Justiça se faça ao senador Aloizio Mercadante, não é o único nesse diapasão.

Tem a companhia do presidente da República e de muitos outros nesse partido que até outro dia ainda achava possível eleger o presidente da Câmara ignorando a opinião do colegiado e levando em conta só suas conveniências internas para acomodação de tendências.

O PT ainda tem muito o que avançar na transição de legenda de oposição para partido de governo. Deu uma lida na cartilha do poder, absorveu a primeira lição sobre as regras sem ideologia da economia, mas parece que foi só.

Transparência-Brasil

O presidente Luiz Inácio da Silva descriminaliza a prática do fisiologismo quando diz, como disse aos líderes partidários na terça-feira, que pretende negociar "abertamente" cargos federais e emendas ao Orçamento da União.

O tesoureiro do PT, Delúbio Soares, já havia enveredado por esse caminho muito antes. Ano passado, a serem contestadas suas andanças por reuniões no Palácio do Planalto e suas investidas sobre financiamento de estatais a eventos em benefício financeiro do partido, o tesoureiro defendia-se dizendo que fazia tudo com "transparência".

Ou seja, abertamente, na maior desfaçatez.

Na pressão

Será um milagre de fazer inveja ao Padre Eterno o governo conseguir evitar a instalação da CPI dos Correios na base da cooptação de parlamentares para retirarem suas assinaturas do requerimento a ser lido na semana que vem.

Não tão difícil será a recuperação da fidelidade perdida na base de apoio no Congresso.

A chance, embora exista, é uma só: o presidente Luiz Inácio da Silva dar sinais reais e substanciais de que será reeleito para mais quatro anos em 2006. Mas tal certeza só poderá se concretizar, ou volatizar, no ano que vem.

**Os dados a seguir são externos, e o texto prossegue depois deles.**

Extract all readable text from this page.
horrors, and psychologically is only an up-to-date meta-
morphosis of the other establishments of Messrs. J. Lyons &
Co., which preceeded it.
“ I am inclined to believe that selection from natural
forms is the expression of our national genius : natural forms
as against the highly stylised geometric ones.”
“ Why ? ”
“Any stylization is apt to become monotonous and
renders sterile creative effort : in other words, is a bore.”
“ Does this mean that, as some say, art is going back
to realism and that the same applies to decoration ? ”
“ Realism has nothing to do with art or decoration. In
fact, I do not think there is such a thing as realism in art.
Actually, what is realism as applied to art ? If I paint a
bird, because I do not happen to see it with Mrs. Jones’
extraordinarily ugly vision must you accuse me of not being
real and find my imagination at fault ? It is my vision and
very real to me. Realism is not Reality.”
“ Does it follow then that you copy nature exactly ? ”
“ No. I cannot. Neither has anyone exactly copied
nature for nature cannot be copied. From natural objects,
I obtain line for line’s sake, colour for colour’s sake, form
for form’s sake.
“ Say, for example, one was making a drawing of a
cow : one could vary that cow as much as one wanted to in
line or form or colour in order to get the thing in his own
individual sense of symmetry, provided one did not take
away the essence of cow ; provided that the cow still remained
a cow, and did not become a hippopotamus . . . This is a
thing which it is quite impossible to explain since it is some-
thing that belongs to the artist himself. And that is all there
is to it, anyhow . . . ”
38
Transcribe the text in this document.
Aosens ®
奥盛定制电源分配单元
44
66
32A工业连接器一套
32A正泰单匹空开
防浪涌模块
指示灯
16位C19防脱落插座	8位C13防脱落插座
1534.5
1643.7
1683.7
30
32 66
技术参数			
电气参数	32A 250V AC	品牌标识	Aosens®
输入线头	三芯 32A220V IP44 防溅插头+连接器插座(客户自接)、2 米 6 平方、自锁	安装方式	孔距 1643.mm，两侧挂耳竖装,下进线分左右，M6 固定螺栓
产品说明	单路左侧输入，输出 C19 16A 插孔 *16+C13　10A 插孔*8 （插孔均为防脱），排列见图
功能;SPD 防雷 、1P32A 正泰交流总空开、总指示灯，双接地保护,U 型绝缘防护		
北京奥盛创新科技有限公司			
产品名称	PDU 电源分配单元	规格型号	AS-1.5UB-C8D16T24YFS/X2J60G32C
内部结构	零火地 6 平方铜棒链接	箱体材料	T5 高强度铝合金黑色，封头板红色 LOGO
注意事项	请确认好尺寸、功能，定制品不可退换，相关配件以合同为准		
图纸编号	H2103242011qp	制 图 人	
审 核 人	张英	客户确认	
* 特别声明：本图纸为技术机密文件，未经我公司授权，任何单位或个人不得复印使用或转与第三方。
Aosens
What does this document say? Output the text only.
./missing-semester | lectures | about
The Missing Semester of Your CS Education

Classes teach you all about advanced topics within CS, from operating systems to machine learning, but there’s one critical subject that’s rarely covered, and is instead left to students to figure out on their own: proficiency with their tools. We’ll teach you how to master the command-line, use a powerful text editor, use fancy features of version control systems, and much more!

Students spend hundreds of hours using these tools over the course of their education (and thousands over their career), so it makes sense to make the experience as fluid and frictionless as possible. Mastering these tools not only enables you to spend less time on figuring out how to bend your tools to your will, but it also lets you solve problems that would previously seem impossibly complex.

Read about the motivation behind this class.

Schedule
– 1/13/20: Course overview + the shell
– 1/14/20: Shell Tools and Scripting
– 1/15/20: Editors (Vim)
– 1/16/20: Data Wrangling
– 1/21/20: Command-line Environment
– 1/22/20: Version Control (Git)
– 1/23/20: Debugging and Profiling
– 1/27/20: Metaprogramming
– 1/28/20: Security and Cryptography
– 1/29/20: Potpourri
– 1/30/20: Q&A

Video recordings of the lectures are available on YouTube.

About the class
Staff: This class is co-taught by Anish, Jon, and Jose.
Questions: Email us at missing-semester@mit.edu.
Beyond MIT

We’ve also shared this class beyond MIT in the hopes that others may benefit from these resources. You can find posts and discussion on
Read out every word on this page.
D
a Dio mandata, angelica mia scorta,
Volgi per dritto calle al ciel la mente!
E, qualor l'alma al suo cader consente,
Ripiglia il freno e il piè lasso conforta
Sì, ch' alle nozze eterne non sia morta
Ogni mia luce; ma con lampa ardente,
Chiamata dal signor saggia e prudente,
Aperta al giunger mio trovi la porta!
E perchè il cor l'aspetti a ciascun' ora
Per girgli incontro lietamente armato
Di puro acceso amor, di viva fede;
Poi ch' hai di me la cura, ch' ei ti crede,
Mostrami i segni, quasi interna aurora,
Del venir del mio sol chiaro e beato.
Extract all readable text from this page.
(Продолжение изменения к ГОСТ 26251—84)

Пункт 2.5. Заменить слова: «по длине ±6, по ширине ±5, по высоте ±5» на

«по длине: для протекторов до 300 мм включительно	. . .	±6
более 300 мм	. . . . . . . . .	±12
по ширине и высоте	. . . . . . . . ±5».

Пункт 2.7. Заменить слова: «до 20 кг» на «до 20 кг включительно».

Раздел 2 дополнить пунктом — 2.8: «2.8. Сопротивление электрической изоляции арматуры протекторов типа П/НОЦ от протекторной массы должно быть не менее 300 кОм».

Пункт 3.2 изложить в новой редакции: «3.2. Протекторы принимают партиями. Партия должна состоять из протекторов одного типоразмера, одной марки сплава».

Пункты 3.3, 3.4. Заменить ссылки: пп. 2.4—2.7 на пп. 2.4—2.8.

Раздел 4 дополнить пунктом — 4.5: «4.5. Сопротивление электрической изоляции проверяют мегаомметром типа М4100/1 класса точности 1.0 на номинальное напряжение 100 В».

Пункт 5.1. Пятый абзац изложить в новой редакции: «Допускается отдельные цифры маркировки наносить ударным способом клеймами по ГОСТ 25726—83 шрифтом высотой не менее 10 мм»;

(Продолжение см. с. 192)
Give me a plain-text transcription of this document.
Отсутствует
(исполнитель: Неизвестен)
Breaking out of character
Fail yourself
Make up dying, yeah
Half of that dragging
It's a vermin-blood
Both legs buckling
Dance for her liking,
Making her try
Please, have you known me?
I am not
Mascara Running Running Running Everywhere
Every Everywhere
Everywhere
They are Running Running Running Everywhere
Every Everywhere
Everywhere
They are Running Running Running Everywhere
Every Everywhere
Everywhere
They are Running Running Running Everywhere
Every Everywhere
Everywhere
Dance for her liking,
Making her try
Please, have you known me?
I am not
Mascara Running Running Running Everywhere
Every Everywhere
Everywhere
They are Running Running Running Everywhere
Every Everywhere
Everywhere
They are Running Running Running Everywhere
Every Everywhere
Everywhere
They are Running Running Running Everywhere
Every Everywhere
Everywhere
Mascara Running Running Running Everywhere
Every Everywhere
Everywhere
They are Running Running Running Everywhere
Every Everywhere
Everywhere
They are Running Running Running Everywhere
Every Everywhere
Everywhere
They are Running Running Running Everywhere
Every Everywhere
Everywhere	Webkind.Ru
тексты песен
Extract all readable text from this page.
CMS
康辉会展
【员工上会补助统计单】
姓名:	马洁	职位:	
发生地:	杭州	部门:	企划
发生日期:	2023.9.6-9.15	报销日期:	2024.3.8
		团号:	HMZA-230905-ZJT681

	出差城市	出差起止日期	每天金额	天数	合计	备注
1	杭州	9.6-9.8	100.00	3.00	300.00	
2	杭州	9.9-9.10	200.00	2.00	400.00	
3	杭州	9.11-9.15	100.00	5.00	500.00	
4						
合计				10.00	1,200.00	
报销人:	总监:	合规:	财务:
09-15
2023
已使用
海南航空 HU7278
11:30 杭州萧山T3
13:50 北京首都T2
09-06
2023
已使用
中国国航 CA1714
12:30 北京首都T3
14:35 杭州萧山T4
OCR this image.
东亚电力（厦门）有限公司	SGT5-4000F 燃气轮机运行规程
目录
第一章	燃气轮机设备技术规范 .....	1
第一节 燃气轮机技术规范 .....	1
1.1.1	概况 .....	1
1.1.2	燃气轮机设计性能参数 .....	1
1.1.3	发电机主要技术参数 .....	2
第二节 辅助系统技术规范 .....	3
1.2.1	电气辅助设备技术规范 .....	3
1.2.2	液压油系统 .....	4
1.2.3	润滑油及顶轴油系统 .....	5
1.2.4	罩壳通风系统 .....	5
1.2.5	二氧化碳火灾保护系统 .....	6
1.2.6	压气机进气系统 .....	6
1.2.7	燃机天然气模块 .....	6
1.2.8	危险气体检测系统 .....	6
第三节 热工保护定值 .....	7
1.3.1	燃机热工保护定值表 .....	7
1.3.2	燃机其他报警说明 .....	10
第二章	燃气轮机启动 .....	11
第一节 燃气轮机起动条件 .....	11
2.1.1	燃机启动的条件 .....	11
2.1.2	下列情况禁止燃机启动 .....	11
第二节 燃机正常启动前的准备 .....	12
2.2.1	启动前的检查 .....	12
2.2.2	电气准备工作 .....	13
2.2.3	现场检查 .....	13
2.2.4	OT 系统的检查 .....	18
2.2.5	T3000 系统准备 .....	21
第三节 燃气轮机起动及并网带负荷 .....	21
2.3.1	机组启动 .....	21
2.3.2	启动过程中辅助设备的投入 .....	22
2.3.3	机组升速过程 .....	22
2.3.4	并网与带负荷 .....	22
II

Daqui até lá, o caminho será de solavancos um atrás do outro. Até porque a rapaziada já descobriu, literalmente, o caminho das pedras usando a inépcia do opositor.

Agulha no palheiro

Os artífices da CPI têm consciência de que os nomes do presidente e do relator da comissão terão de ser escolhidos com precisão cirúrgica. De preferência entre excelências muito acima de qualquer suspeita. E imunes a pressões.